Une nouvelle exploitation porcine intensive suscite l’indignation à Huércal-Overa, en Espagne. Malgré une décision de justice défavorable et des préoccupations sanitaires croissantes, les autorités locales ont donné leur feu vert à un projet situé à proximité d’une école primaire et d’un hôpital.
La Fédération des Écologistes en Action d’Almería dénonce vivement la résolution de la Délégation Territoriale de Santé et Consommation du gouvernement andalou autorisant l’évaluation d’impact sanitaire (VIS) d’une macro-ferme porcine dans le quartier de Rambla Grande, à seulement 300 mètres de l’École Publique Rurale « Las Estancias ». Cette décision intervient en dépit d’un jugement du Tribunal supérieur de justice d’Andalousie, daté du 19 octobre (sentence n° 2866/2023), qui avait annulé la qualification environnementale initiale du projet en raison de sa proximité avec un établissement scolaire, soulignant ainsi la nécessité de protéger la santé des élèves et du personnel enseignant.
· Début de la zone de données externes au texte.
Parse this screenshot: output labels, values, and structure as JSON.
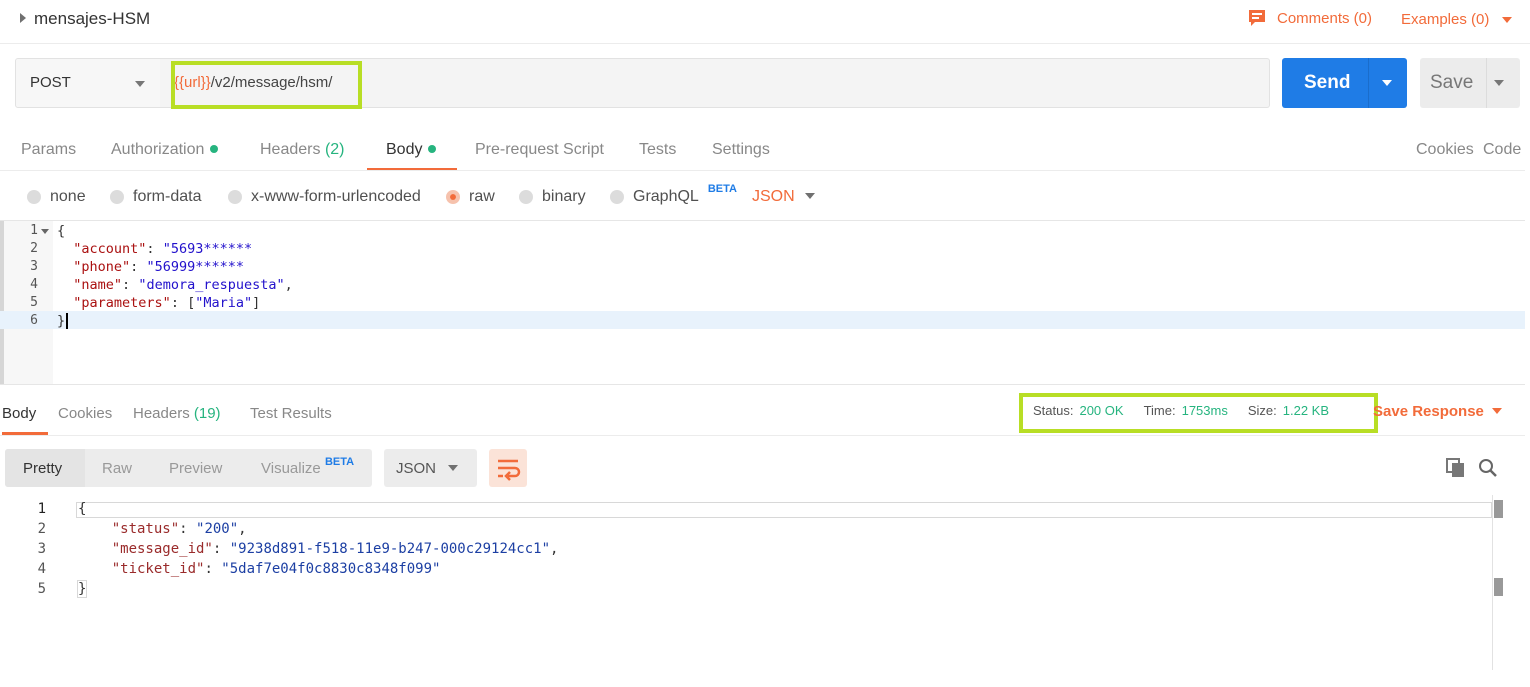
{
  "request": {
    "title": "mensajes-HSM",
    "comments_label": "Comments (0)",
    "examples_label": "Examples (0)",
    "method": "POST",
    "url_var": "{{url}}",
    "url_path": "/v2/message/hsm/",
    "send_label": "Send",
    "save_label": "Save"
  },
  "request_tabs": {
    "params": "Params",
    "authorization": "Authorization",
    "headers": "Headers",
    "headers_count": "(2)",
    "body": "Body",
    "prerequest": "Pre-request Script",
    "tests": "Tests",
    "settings": "Settings",
    "cookies": "Cookies",
    "code": "Code"
  },
  "body_types": {
    "none": "none",
    "form_data": "form-data",
    "urlencoded": "x-www-form-urlencoded",
    "raw": "raw",
    "binary": "binary",
    "graphql": "GraphQL",
    "beta": "BETA",
    "format": "JSON",
    "selected": "raw"
  },
  "editor": {
    "line_numbers": [
      "1",
      "2",
      "3",
      "4",
      "5",
      "6"
    ],
    "lines": {
      "l1": "{",
      "account_key": "\"account\"",
      "account_val": "\"5693******",
      "phone_key": "\"phone\"",
      "phone_val": "\"56999******",
      "name_key": "\"name\"",
      "name_val": "\"demora_respuesta\"",
      "params_key": "\"parameters\"",
      "params_val": "\"Maria\"",
      "l6": "}"
    }
  },
  "response_tabs": {
    "body": "Body",
    "cookies": "Cookies",
    "headers": "Headers",
    "headers_count": "(19)",
    "test_results": "Test Results"
  },
  "response_meta": {
    "status_label": "Status:",
    "status_value": "200 OK",
    "time_label": "Time:",
    "time_value": "1753ms",
    "size_label": "Size:",
    "size_value": "1.22 KB",
    "save_response": "Save Response"
  },
  "response_toolbar": {
    "pretty": "Pretty",
    "raw": "Raw",
    "preview": "Preview",
    "visualize": "Visualize",
    "beta": "BETA",
    "format": "JSON"
  },
  "response_body": {
    "line_numbers": [
      "1",
      "2",
      "3",
      "4",
      "5"
    ],
    "l1": "{",
    "status_key": "\"status\"",
    "status_val": "\"200\"",
    "message_id_key": "\"message_id\"",
    "message_id_val": "\"9238d891-f518-11e9-b247-000c29124cc1\"",
    "ticket_id_key": "\"ticket_id\"",
    "ticket_id_val": "\"5daf7e04f0c8830c8348f099\"",
    "l5": "}"
  },
  "colors": {
    "accent": "#f26b3a",
    "send": "#1f7ce6",
    "status_ok": "#26b47f",
    "highlight_box": "#b8de25"
  }
}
Le délégué territorial de la Santé et de la Consommation à Almería, Juan de la Cruz Belmonte Mena, a pourtant affirmé que le projet était « totalement viable », estimant qu’il « ne générera pas d’impacts significatifs sur la santé ». Une affirmation que les Écologistes en Action qualifient d’« irresponsable, injustifiée et contraire au principe de précaution ».
L’association environnementale met en évidence des émissions polluantes sous-estimées dans le rapport favorable. L’entreprise promotrice reconnaît elle-même émettre plus de 9 000 kg d’ammoniac et 2 928 kg de méthane par an, uniquement liés à la gestion du fumier. Les Écologistes en Action estiment que ces chiffres, déjà alarmants, sont incomplets et potentiellement inexacts, le rapport sanitaire ne proposant aucune mesure corrective sérieuse au-delà d’une simple haie.
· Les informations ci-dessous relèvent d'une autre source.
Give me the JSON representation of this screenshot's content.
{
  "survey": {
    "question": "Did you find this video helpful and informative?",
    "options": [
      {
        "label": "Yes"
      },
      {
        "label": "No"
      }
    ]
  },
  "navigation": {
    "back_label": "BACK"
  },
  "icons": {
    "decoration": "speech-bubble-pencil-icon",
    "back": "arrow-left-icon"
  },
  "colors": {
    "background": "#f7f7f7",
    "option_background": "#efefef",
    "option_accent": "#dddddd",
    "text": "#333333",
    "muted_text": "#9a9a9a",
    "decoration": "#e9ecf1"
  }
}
Ils s’interrogent sur l’absence d’évaluation des effets cumulatifs de cette nouvelle exploitation dans une municipalité où vivent déjà plus de 300 000 porcs en élevage intensif. De plus, le rapport ne fait aucune mention de l’hôpital régional La Inmaculada, situé à moins de 3 kilomètres de la ferme et de ses bassins de lisier, malgré les plaintes récurrentes du personnel soignant et des patients concernant les odeurs nauséabondes.
La Fédération des Écologistes en Action d’Almería souligne que cette décision est d’autant plus préoccupante que l’Andalousie est confrontée à une crise du dépistage du cancer du sein et à une épidémie de peste porcine africaine, nécessitant une gestion prudente des élevages intensifs. Ils dénoncent un choix politique qui privilégie les intérêts de l’industrie porcine au détriment de la santé publique.
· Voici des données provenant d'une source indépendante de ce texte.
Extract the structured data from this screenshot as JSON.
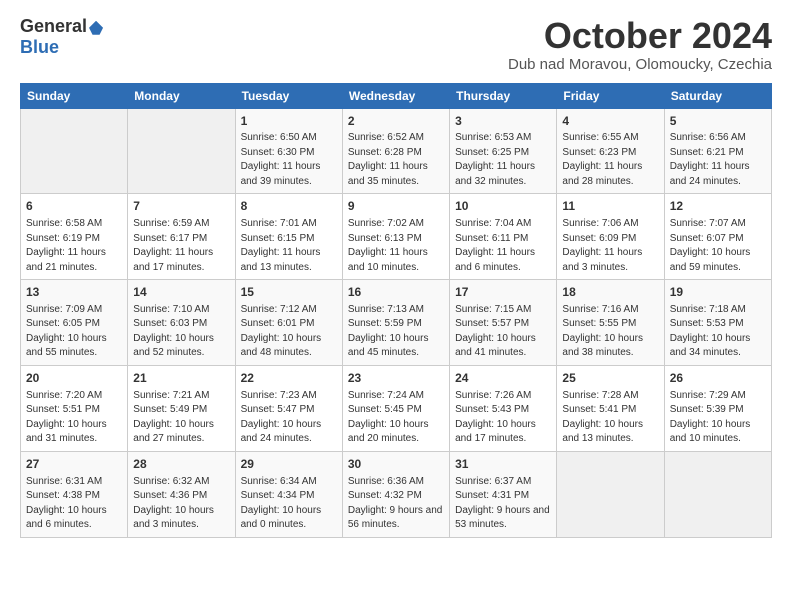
{
  "header": {
    "logo_general": "General",
    "logo_blue": "Blue",
    "month_title": "October 2024",
    "subtitle": "Dub nad Moravou, Olomoucky, Czechia"
  },
  "calendar": {
    "days_of_week": [
      "Sunday",
      "Monday",
      "Tuesday",
      "Wednesday",
      "Thursday",
      "Friday",
      "Saturday"
    ],
    "weeks": [
      [
        {
          "day": "",
          "info": ""
        },
        {
          "day": "",
          "info": ""
        },
        {
          "day": "1",
          "info": "Sunrise: 6:50 AM\nSunset: 6:30 PM\nDaylight: 11 hours and 39 minutes."
        },
        {
          "day": "2",
          "info": "Sunrise: 6:52 AM\nSunset: 6:28 PM\nDaylight: 11 hours and 35 minutes."
        },
        {
          "day": "3",
          "info": "Sunrise: 6:53 AM\nSunset: 6:25 PM\nDaylight: 11 hours and 32 minutes."
        },
        {
          "day": "4",
          "info": "Sunrise: 6:55 AM\nSunset: 6:23 PM\nDaylight: 11 hours and 28 minutes."
        },
        {
          "day": "5",
          "info": "Sunrise: 6:56 AM\nSunset: 6:21 PM\nDaylight: 11 hours and 24 minutes."
        }
      ],
      [
        {
          "day": "6",
          "info": "Sunrise: 6:58 AM\nSunset: 6:19 PM\nDaylight: 11 hours and 21 minutes."
        },
        {
          "day": "7",
          "info": "Sunrise: 6:59 AM\nSunset: 6:17 PM\nDaylight: 11 hours and 17 minutes."
        },
        {
          "day": "8",
          "info": "Sunrise: 7:01 AM\nSunset: 6:15 PM\nDaylight: 11 hours and 13 minutes."
        },
        {
          "day": "9",
          "info": "Sunrise: 7:02 AM\nSunset: 6:13 PM\nDaylight: 11 hours and 10 minutes."
        },
        {
          "day": "10",
          "info": "Sunrise: 7:04 AM\nSunset: 6:11 PM\nDaylight: 11 hours and 6 minutes."
        },
        {
          "day": "11",
          "info": "Sunrise: 7:06 AM\nSunset: 6:09 PM\nDaylight: 11 hours and 3 minutes."
        },
        {
          "day": "12",
          "info": "Sunrise: 7:07 AM\nSunset: 6:07 PM\nDaylight: 10 hours and 59 minutes."
        }
      ],
      [
        {
          "day": "13",
          "info": "Sunrise: 7:09 AM\nSunset: 6:05 PM\nDaylight: 10 hours and 55 minutes."
        },
        {
          "day": "14",
          "info": "Sunrise: 7:10 AM\nSunset: 6:03 PM\nDaylight: 10 hours and 52 minutes."
        },
        {
          "day": "15",
          "info": "Sunrise: 7:12 AM\nSunset: 6:01 PM\nDaylight: 10 hours and 48 minutes."
        },
        {
          "day": "16",
          "info": "Sunrise: 7:13 AM\nSunset: 5:59 PM\nDaylight: 10 hours and 45 minutes."
        },
        {
          "day": "17",
          "info": "Sunrise: 7:15 AM\nSunset: 5:57 PM\nDaylight: 10 hours and 41 minutes."
        },
        {
          "day": "18",
          "info": "Sunrise: 7:16 AM\nSunset: 5:55 PM\nDaylight: 10 hours and 38 minutes."
        },
        {
          "day": "19",
          "info": "Sunrise: 7:18 AM\nSunset: 5:53 PM\nDaylight: 10 hours and 34 minutes."
        }
      ],
      [
        {
          "day": "20",
          "info": "Sunrise: 7:20 AM\nSunset: 5:51 PM\nDaylight: 10 hours and 31 minutes."
        },
        {
          "day": "21",
          "info": "Sunrise: 7:21 AM\nSunset: 5:49 PM\nDaylight: 10 hours and 27 minutes."
        },
        {
          "day": "22",
          "info": "Sunrise: 7:23 AM\nSunset: 5:47 PM\nDaylight: 10 hours and 24 minutes."
        },
        {
          "day": "23",
          "info": "Sunrise: 7:24 AM\nSunset: 5:45 PM\nDaylight: 10 hours and 20 minutes."
        },
        {
          "day": "24",
          "info": "Sunrise: 7:26 AM\nSunset: 5:43 PM\nDaylight: 10 hours and 17 minutes."
        },
        {
          "day": "25",
          "info": "Sunrise: 7:28 AM\nSunset: 5:41 PM\nDaylight: 10 hours and 13 minutes."
        },
        {
          "day": "26",
          "info": "Sunrise: 7:29 AM\nSunset: 5:39 PM\nDaylight: 10 hours and 10 minutes."
        }
      ],
      [
        {
          "day": "27",
          "info": "Sunrise: 6:31 AM\nSunset: 4:38 PM\nDaylight: 10 hours and 6 minutes."
        },
        {
          "day": "28",
          "info": "Sunrise: 6:32 AM\nSunset: 4:36 PM\nDaylight: 10 hours and 3 minutes."
        },
        {
          "day": "29",
          "info": "Sunrise: 6:34 AM\nSunset: 4:34 PM\nDaylight: 10 hours and 0 minutes."
        },
        {
          "day": "30",
          "info": "Sunrise: 6:36 AM\nSunset: 4:32 PM\nDaylight: 9 hours and 56 minutes."
        },
        {
          "day": "31",
          "info": "Sunrise: 6:37 AM\nSunset: 4:31 PM\nDaylight: 9 hours and 53 minutes."
        },
        {
          "day": "",
          "info": ""
        },
        {
          "day": "",
          "info": ""
        }
      ]
    ]
  }
}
L’association se dit solidaire des mouvements de quartier qui s’opposent depuis des années à un système juridique et administratif qui légitime un modèle de production jugé non durable, caractérisé par une consommation excessive des ressources en eau et des niveaux de pollution atmosphérique qui violent le droit constitutionnel à un environnement sain. Ils dénoncent également le fardeau financier que représentent les procédures judiciaires pour les habitants et les associations locales face à cette industrie.
« La santé des enfants, du personnel éducatif et des citoyens de Huércal-Overa ne peut pas continuer à être sacrifiée au profit d’intérêts privés », concluent les Écologistes en Action.